A sci-fi geek in my teens and pre-salvation, I was given this book by a Christian who hadn’t read it. I made an attempt, but it was basically Asimov discounting events because this couldn’t happen and that couldn’t have happened. A pseudo-intellectual approach by a man afraid. One of the first books I tossed in the trash.
I read the 1981 edition in the 90’s, and still treasure it. Go back to it every time I come across a Bible reference I’m not so familiar with. It’s an excellent resource. I became a fan toward the end of Asimov’s life and didn’t get the opportunity to meet him, but in the many interviews I’ve watched, he comes off as very genuine. I take issue with the other comments. Even at its monstrous length, this is a very worthwhile book.

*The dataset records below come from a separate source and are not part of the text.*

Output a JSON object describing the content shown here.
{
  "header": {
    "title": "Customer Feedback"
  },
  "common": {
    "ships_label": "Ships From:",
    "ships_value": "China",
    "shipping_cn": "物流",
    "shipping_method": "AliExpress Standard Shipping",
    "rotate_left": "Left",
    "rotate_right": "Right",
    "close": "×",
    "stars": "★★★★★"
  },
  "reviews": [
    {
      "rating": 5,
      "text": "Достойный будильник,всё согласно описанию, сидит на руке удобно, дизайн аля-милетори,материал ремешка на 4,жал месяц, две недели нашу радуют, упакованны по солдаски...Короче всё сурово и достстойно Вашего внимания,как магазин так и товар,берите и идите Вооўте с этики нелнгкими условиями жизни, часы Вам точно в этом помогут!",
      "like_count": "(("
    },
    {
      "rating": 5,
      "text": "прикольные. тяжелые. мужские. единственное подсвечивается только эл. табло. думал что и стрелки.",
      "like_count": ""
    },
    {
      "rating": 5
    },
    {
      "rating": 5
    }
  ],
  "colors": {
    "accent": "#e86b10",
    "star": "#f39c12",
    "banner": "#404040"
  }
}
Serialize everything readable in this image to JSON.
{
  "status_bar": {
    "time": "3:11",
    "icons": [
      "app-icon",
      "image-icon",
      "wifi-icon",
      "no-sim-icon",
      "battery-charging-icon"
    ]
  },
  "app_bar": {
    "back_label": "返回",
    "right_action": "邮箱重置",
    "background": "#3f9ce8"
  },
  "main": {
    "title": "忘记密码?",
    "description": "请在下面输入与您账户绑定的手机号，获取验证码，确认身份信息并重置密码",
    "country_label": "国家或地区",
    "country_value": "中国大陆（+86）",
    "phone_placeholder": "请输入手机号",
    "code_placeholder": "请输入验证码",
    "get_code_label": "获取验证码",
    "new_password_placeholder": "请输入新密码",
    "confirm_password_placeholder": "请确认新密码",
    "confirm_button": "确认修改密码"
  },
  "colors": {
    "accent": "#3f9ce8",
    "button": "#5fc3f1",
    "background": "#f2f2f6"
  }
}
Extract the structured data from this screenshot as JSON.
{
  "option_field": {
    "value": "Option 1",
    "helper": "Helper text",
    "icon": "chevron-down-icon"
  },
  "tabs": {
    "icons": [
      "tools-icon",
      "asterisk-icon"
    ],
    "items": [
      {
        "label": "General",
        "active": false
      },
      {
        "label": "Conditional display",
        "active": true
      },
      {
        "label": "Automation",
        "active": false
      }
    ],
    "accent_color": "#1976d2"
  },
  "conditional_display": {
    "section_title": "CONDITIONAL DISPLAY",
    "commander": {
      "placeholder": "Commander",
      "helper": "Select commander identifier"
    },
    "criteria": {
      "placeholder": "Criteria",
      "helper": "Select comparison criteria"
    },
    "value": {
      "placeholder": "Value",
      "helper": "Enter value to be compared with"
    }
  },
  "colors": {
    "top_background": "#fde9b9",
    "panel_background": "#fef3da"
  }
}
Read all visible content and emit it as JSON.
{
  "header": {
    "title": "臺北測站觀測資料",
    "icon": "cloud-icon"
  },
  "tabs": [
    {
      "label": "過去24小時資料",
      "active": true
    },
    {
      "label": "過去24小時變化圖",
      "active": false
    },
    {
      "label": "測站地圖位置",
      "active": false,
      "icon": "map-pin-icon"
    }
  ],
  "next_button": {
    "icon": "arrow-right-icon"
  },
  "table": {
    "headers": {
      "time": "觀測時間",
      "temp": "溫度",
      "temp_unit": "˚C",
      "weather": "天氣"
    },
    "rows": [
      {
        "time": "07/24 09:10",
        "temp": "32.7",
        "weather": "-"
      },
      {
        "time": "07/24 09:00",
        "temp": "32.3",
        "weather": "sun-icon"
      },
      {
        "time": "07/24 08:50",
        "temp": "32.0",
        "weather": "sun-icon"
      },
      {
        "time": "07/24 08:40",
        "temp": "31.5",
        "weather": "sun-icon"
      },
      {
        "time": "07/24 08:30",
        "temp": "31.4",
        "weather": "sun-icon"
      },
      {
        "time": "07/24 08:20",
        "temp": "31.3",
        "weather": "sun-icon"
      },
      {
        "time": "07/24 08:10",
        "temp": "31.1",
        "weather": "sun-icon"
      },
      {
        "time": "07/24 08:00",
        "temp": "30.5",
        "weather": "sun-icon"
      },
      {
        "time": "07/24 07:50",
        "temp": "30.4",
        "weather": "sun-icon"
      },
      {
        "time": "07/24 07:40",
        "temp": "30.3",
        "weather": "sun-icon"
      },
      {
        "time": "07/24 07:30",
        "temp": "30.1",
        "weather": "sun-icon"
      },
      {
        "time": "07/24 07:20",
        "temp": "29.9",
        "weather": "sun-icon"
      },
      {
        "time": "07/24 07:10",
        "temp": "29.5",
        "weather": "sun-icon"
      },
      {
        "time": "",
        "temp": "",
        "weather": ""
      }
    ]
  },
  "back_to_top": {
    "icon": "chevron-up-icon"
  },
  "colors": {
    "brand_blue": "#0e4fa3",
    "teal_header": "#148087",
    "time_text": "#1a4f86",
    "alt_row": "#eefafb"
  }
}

I only have his guide to the new testament. I used it to prepare for Jehova’s witness visits. They did not like it at all. Very respectful conversations, just offering another interpretation of events. After less than ten visits they were fine for years.
Love it for the respectful approach of the Book. His timelines were very illuminating. I also use it to challenge my own belief and make my own conclusions. It makes the Bible more inspiring than literal. Though parts should be read literally. Asimov enhances the knowledge part. You can use that for your developing wisdom.

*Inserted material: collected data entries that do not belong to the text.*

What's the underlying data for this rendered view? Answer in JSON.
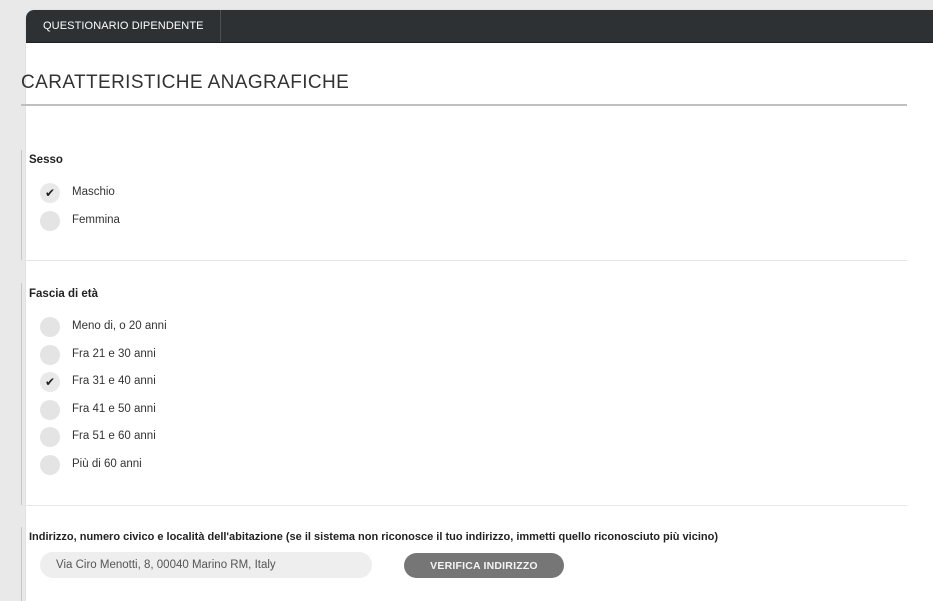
{
  "header": {
    "tab_label": "QUESTIONARIO DIPENDENTE"
  },
  "page": {
    "title": "CARATTERISTICHE ANAGRAFICHE"
  },
  "sesso": {
    "label": "Sesso",
    "options": [
      {
        "label": "Maschio",
        "checked": true
      },
      {
        "label": "Femmina",
        "checked": false
      }
    ]
  },
  "eta": {
    "label": "Fascia di età",
    "options": [
      {
        "label": "Meno di, o 20 anni",
        "checked": false
      },
      {
        "label": "Fra 21 e 30 anni",
        "checked": false
      },
      {
        "label": "Fra 31 e 40 anni",
        "checked": true
      },
      {
        "label": "Fra 41 e 50 anni",
        "checked": false
      },
      {
        "label": "Fra 51 e 60 anni",
        "checked": false
      },
      {
        "label": "Più di 60 anni",
        "checked": false
      }
    ]
  },
  "indirizzo": {
    "label": "Indirizzo, numero civico e località dell'abitazione (se il sistema non riconosce il tuo indirizzo, immetti quello riconosciuto più vicino)",
    "value": "Via Ciro Menotti, 8, 00040 Marino RM, Italy",
    "button_label": "VERIFICA INDIRIZZO"
  },
  "icons": {
    "check": "checkmark-icon"
  },
  "colors": {
    "topbar": "#2e3133",
    "button": "#767676",
    "input_bg": "#eeeeee"
  }
}
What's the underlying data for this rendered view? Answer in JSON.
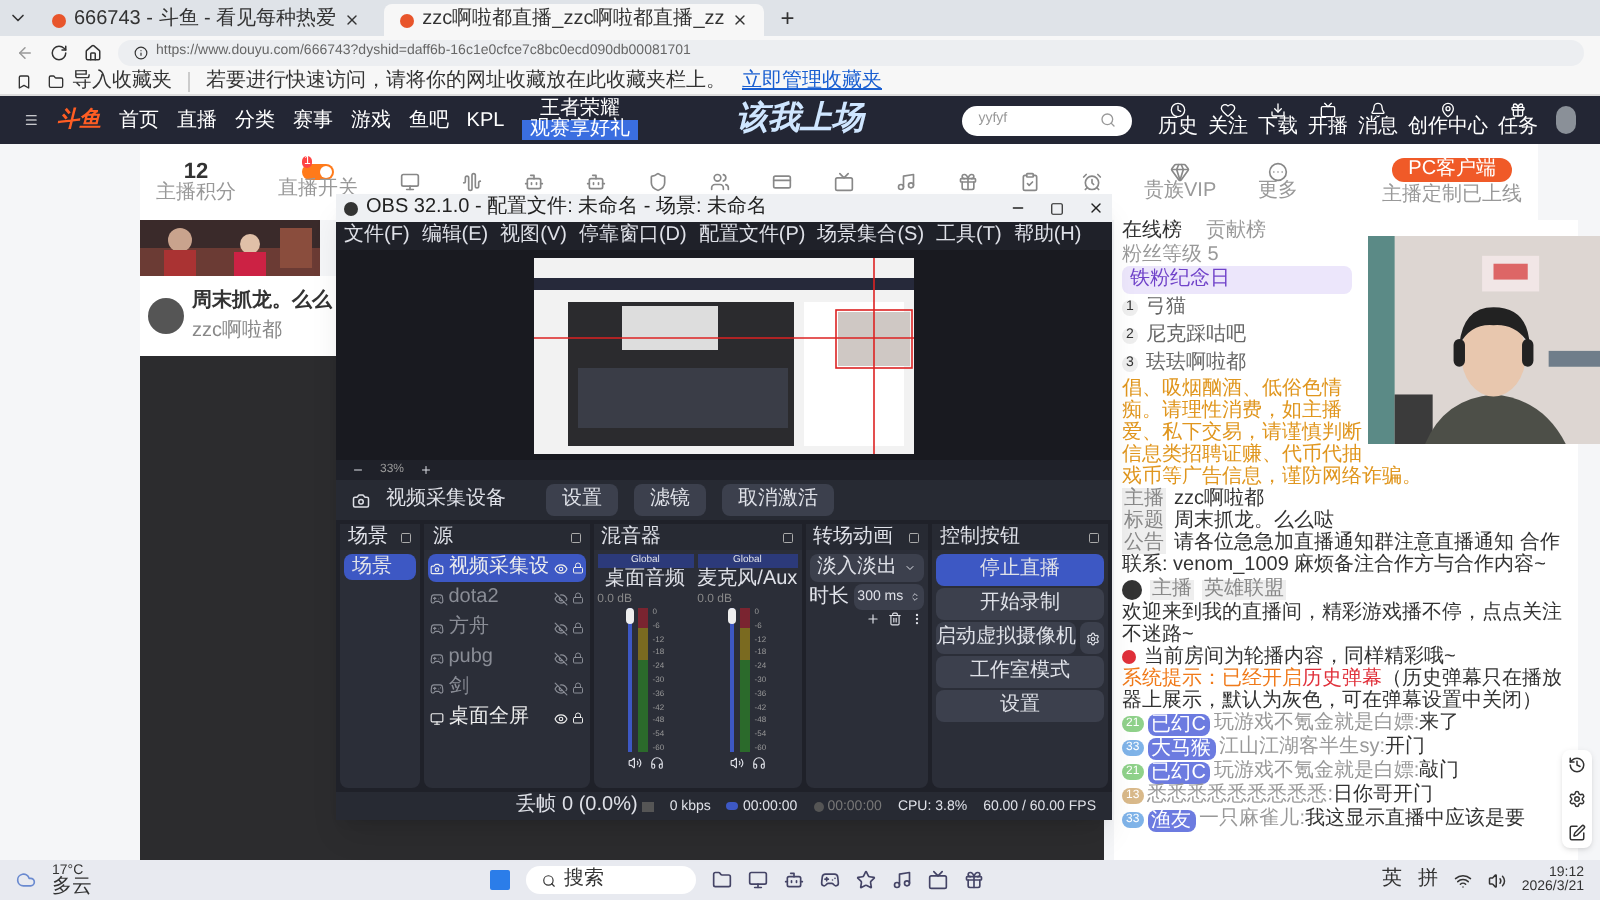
{
  "browser": {
    "tabs": [
      {
        "title": "666743 - 斗鱼 - 看见每种热爱",
        "selected": false
      },
      {
        "title": "zzc啊啦都直播_zzc啊啦都直播_zz",
        "selected": true
      }
    ],
    "new_tab": "+",
    "url": "https://www.douyu.com/666743?dyshid=daff6b-16c1e0cfce7c8bc0ecd090db00081701",
    "bookmarks": {
      "import": "导入收藏夹",
      "hint": "若要进行快速访问，请将你的网址收藏放在此收藏夹栏上。",
      "link": "立即管理收藏夹"
    }
  },
  "site": {
    "logo": "斗鱼",
    "nav": [
      {
        "label": "首页"
      },
      {
        "label": "直播"
      },
      {
        "label": "分类"
      },
      {
        "label": "赛事"
      },
      {
        "label": "游戏"
      },
      {
        "label": "鱼吧"
      },
      {
        "label": "KPL"
      }
    ],
    "promo": {
      "title": "王者荣耀",
      "tag": "观赛享好礼"
    },
    "banner": "该我上场",
    "search": {
      "value": "yyfyf"
    },
    "actions": [
      {
        "label": "历史"
      },
      {
        "label": "关注"
      },
      {
        "label": "下载"
      },
      {
        "label": "开播"
      },
      {
        "label": "消息"
      },
      {
        "label": "创作中心"
      },
      {
        "label": "任务"
      }
    ],
    "tools": [
      {
        "kind": "points",
        "value": "12",
        "label": "主播积分"
      },
      {
        "kind": "toggle",
        "label": "直播开关",
        "on": true,
        "badge": "1"
      },
      {
        "kind": "icon"
      },
      {
        "kind": "icon"
      },
      {
        "kind": "icon"
      },
      {
        "kind": "icon"
      },
      {
        "kind": "icon"
      },
      {
        "kind": "icon"
      },
      {
        "kind": "icon"
      },
      {
        "kind": "icon"
      },
      {
        "kind": "icon"
      },
      {
        "kind": "icon"
      },
      {
        "kind": "icon"
      },
      {
        "kind": "icon"
      },
      {
        "kind": "icon",
        "label": "贵族VIP"
      },
      {
        "kind": "icon",
        "label": "更多"
      }
    ],
    "client": {
      "button": "PC客户端",
      "note": "主播定制已上线"
    },
    "room": {
      "title": "周末抓龙。么么",
      "streamer": "zzc啊啦都"
    }
  },
  "obs": {
    "title": "OBS 32.1.0 - 配置文件: 未命名 - 场景: 未命名",
    "menu": [
      "文件(F)",
      "编辑(E)",
      "视图(V)",
      "停靠窗口(D)",
      "配置文件(P)",
      "场景集合(S)",
      "工具(T)",
      "帮助(H)"
    ],
    "zoom": "33%",
    "source_bar": {
      "name": "视频采集设备",
      "buttons": [
        "设置",
        "滤镜",
        "取消激活"
      ]
    },
    "docks": {
      "scenes": "场景",
      "sources": "源",
      "mixer": "混音器",
      "transitions": "转场动画",
      "controls": "控制按钮"
    },
    "scenes": [
      {
        "name": "场景",
        "selected": true
      }
    ],
    "sources": [
      {
        "name": "视频采集设",
        "kind": "camera",
        "visible": true,
        "selected": true
      },
      {
        "name": "dota2",
        "kind": "game",
        "visible": false,
        "selected": false
      },
      {
        "name": "方舟",
        "kind": "game",
        "visible": false,
        "selected": false
      },
      {
        "name": "pubg",
        "kind": "game",
        "visible": false,
        "selected": false
      },
      {
        "name": "剑",
        "kind": "game",
        "visible": false,
        "selected": false
      },
      {
        "name": "桌面全屏",
        "kind": "display",
        "visible": true,
        "selected": false
      }
    ],
    "mixer": [
      {
        "scope": "Global",
        "name": "桌面音频",
        "db": "0.0 dB",
        "level": 1,
        "scale": [
          "0",
          "-6",
          "-12",
          "-18",
          "-24",
          "-30",
          "-36",
          "-42",
          "-48",
          "-54",
          "-60"
        ]
      },
      {
        "scope": "Global",
        "name": "麦克风/Aux",
        "db": "0.0 dB",
        "level": 1,
        "scale": [
          "0",
          "-6",
          "-12",
          "-18",
          "-24",
          "-30",
          "-36",
          "-42",
          "-48",
          "-54",
          "-60"
        ]
      }
    ],
    "transition": {
      "type": "淡入淡出",
      "duration_label": "时长",
      "duration": "300 ms"
    },
    "controls": [
      {
        "label": "停止直播",
        "kind": "plain",
        "selected": true
      },
      {
        "label": "开始录制",
        "kind": "plain",
        "selected": false
      },
      {
        "label": "启动虚拟摄像机",
        "kind": "split",
        "selected": false
      },
      {
        "label": "工作室模式",
        "kind": "plain",
        "selected": false
      },
      {
        "label": "设置",
        "kind": "plain",
        "selected": false
      }
    ],
    "status": [
      {
        "kind": "frames",
        "text": "丢帧 0 (0.0%)"
      },
      {
        "kind": "rate",
        "text": "0 kbps"
      },
      {
        "kind": "live",
        "text": "00:00:00"
      },
      {
        "kind": "rec",
        "text": "00:00:00"
      },
      {
        "kind": "plain",
        "text": "CPU: 3.8%"
      },
      {
        "kind": "plain",
        "text": "60.00 / 60.00 FPS"
      }
    ]
  },
  "chat": {
    "tabs": [
      {
        "label": "在线榜",
        "selected": true
      },
      {
        "label": "贡献榜",
        "selected": false
      }
    ],
    "fans": "粉丝等级 5",
    "anniversary": "铁粉纪念日",
    "ranking": [
      {
        "rank": "1",
        "name": "弓猫"
      },
      {
        "rank": "2",
        "name": "尼克踩咕吧"
      },
      {
        "rank": "3",
        "name": "珐珐啊啦都"
      }
    ],
    "warning": [
      "倡、吸烟酗酒、低俗色情",
      "痴。请理性消费，如主播",
      "爱、私下交易，请谨慎判断",
      "信息类招聘证赚、代币代抽",
      "戏币等广告信息，谨防网络诈骗。"
    ],
    "meta": [
      {
        "tag": "主播",
        "text": "zzc啊啦都"
      },
      {
        "tag": "标题",
        "text": "周末抓龙。么么哒"
      },
      {
        "tag": "公告",
        "text": "请各位急急加直播通知群注意直播通知 合作联系: venom_1009 麻烦备注合作方与合作内容~"
      }
    ],
    "host": {
      "tags": [
        "主播",
        "英雄联盟"
      ],
      "welcome": "欢迎来到我的直播间，精彩游戏播不停，点点关注不迷路~"
    },
    "notice": "当前房间为轮播内容，同样精彩哦~",
    "system": {
      "label": "系统提示：",
      "before": "已经开启",
      "highlight": "历史弹幕",
      "after": "（历史弹幕只在播放器上展示，默认为灰色，可在弹幕设置中关闭）"
    },
    "messages": [
      {
        "rank": "21",
        "color": "#8fd18a",
        "medal": "已幻C",
        "user": "玩游戏不氪金就是白嫖:",
        "text": "来了"
      },
      {
        "rank": "33",
        "color": "#7fb3e8",
        "medal": "大马猴",
        "user": "江山江湖客半生sy:",
        "text": "开门"
      },
      {
        "rank": "21",
        "color": "#8fd18a",
        "medal": "已幻C",
        "user": "玩游戏不氪金就是白嫖:",
        "text": "敲门"
      },
      {
        "rank": "13",
        "color": "#d9b98a",
        "user": "悉悉悉悉悉悉悉悉悉:",
        "text": "日你哥开门"
      },
      {
        "rank": "33",
        "color": "#7fb3e8",
        "medal": "渔友",
        "user": "一只麻雀儿:",
        "text": "我这显示直播中应该是要"
      }
    ]
  },
  "taskbar": {
    "temp": "17°C",
    "weather": "多云",
    "search": "搜索",
    "ime": [
      "英",
      "拼"
    ],
    "time": "19:12",
    "date": "2026/3/21"
  }
}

“Scientific Consensus” is an oxymoron. Nation States are as important as our individual freedoms. A One world government would only create endless pain and suffering for the masses like all centralized governments where absolute power corrupts absolutely.
“Liberated from Religion” and “Wasting Time on God”, by Paulo Bitencourt, are the books I recommend on Freethought, Humanism and Atheism.

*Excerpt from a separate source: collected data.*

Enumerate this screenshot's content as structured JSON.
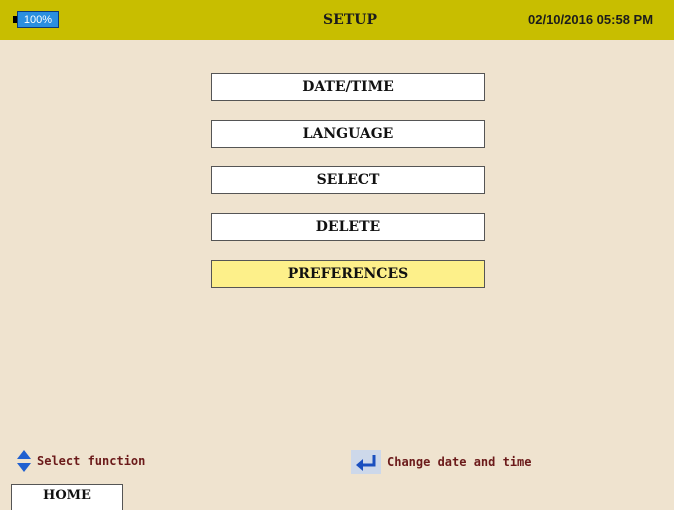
{
  "header": {
    "battery_label": "100%",
    "title": "SETUP",
    "datetime": "02/10/2016 05:58 PM"
  },
  "menu": {
    "items": [
      {
        "label": "DATE/TIME"
      },
      {
        "label": "LANGUAGE"
      },
      {
        "label": "SELECT"
      },
      {
        "label": "DELETE"
      },
      {
        "label": "PREFERENCES"
      }
    ],
    "selected_label": "PREFERENCES"
  },
  "hints": {
    "select_text": "Select function",
    "enter_text": "Change date and time"
  },
  "footer": {
    "home_tab": "HOME"
  },
  "colors": {
    "titlebar": "#c8be00",
    "background": "#efe3cf",
    "selected_item": "#fdf08a",
    "battery": "#2a8fe0",
    "hint_text": "#6b1a1a"
  },
  "icons": {
    "battery": "battery-icon",
    "select": "up-down-arrows-icon",
    "enter": "enter-arrow-icon"
  }
}
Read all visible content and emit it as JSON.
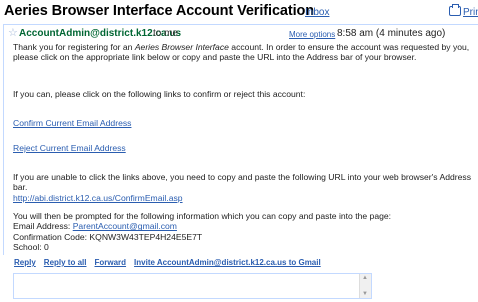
{
  "header": {
    "subject": "Aeries Browser Interface Account Verification",
    "label_tag": "Inbox",
    "print_label": "Prin",
    "print_icon": "printer-icon"
  },
  "message": {
    "star_icon": "star-icon",
    "sender": "AccountAdmin@district.k12.ca.us",
    "recipient": "to me",
    "more_options": "More options",
    "timestamp": "8:58 am (4 minutes ago)"
  },
  "body": {
    "p1_pre": "Thank you for registering for an ",
    "p1_em": "Aeries Browser Interface",
    "p1_post": " account. In order to ensure the account was requested by you, please click on the appropriate link below or copy and paste the URL into the Address bar of your browser.",
    "p2": "If you can, please click on the following links to confirm or reject this account:",
    "confirm_link": "Confirm Current Email Address",
    "reject_link": "Reject Current Email Address",
    "p5": "If you are unable to click the links above, you need to copy and paste the following URL into your web browser's Address bar.",
    "url": "http://abi.district.k12.ca.us/ConfirmEmail.asp",
    "p6": "You will then be prompted for the following information which you can copy and paste into the page:",
    "email_label": "Email Address: ",
    "email_value": "ParentAccount@gmail.com",
    "code_line": "Confirmation Code: KQNW3W43TEP4H24E5E7T",
    "school_line": "School: 0"
  },
  "actions": {
    "reply": "Reply",
    "reply_all": "Reply to all",
    "forward": "Forward",
    "invite": "Invite AccountAdmin@district.k12.ca.us to Gmail"
  },
  "reply_box": {
    "value": ""
  }
}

I assume the reason they stopped visiting you might have been you wasn’t that interested in studying the bible.
A thought. In case you think there is no God, no Creator — and before the universe started to exist, there was nothing. If so, why is there still not nothing?
As I understand it, many atheists believe ( yes it is a matter of belief) that everything that exists came from nothing, that the nothingness transformed it selv to be something.
And they feel that the thought that there is no God is comforting to them. So, just as a thought experiment. In case that there is no God, that God is nothing because that God doesn’t exist, couldn’t everything come from God?
In case you want to get tons of logical arguments for concluding that there really is a Creator, Jehovah’s witnesses can give you solid, logical information. Of course, people do not have to be Jehovah’s witnesses to conclude that there is a God. (If you find a fork on the pavement you might not know who made it, but you will logically conclude it was made.)
But if you also want to get accurate bible knowledge — talk to Jehovah’s witnesses, the true christians :)
I would \recommend American Atheist :The Bible Handbook” as the best I have found along with “Arsenal for Skeptics” by Hinton and it was the first I had read and that was after going through the Bible in the 1950s and taking a lot of notes.
The Bible says killing everyone in 66 cities plus all the animals is fine to make way for the Jews. After “thou shalt not kill” there are many killing claim by an actually non-existing “God” who is not the god for everyone but just for the Jews. This God in Judges 1:19 can not defeat the people in the valley because they have chariots of iron! Early in the O.T he sits on a Mercy Seat in a special place in a huge tent. Later he lives in the Temple in Jerusalem in the Holy of Hollies. Then Babylon attacks and destroys the Temple and the Ark of the Covenant is heard of no more. The God did not exist anyway but could not defend Jerusalem. Israel paid tribute to at least three more powerful countries in the region. The book exaggerates throughout. There was no real “Garden of Eden” nor was there a Tree of Knowledge of Good and Evil or any Adam and Eve and people never lived for centuries as Bible claims of over 960 years, Jews were never enslaved in Egypt that is a myth. Myths and lies make up so much of the OT and NT> How when some more than 60 Jewish writers never wrote about any Jesus character nor could the gospel writers who quoted Jesus as if that was possible many decades after first may have lived. A horrible book. Can Christian read? 81 Bill Bolinger life long nonbeliever‑a naturalist.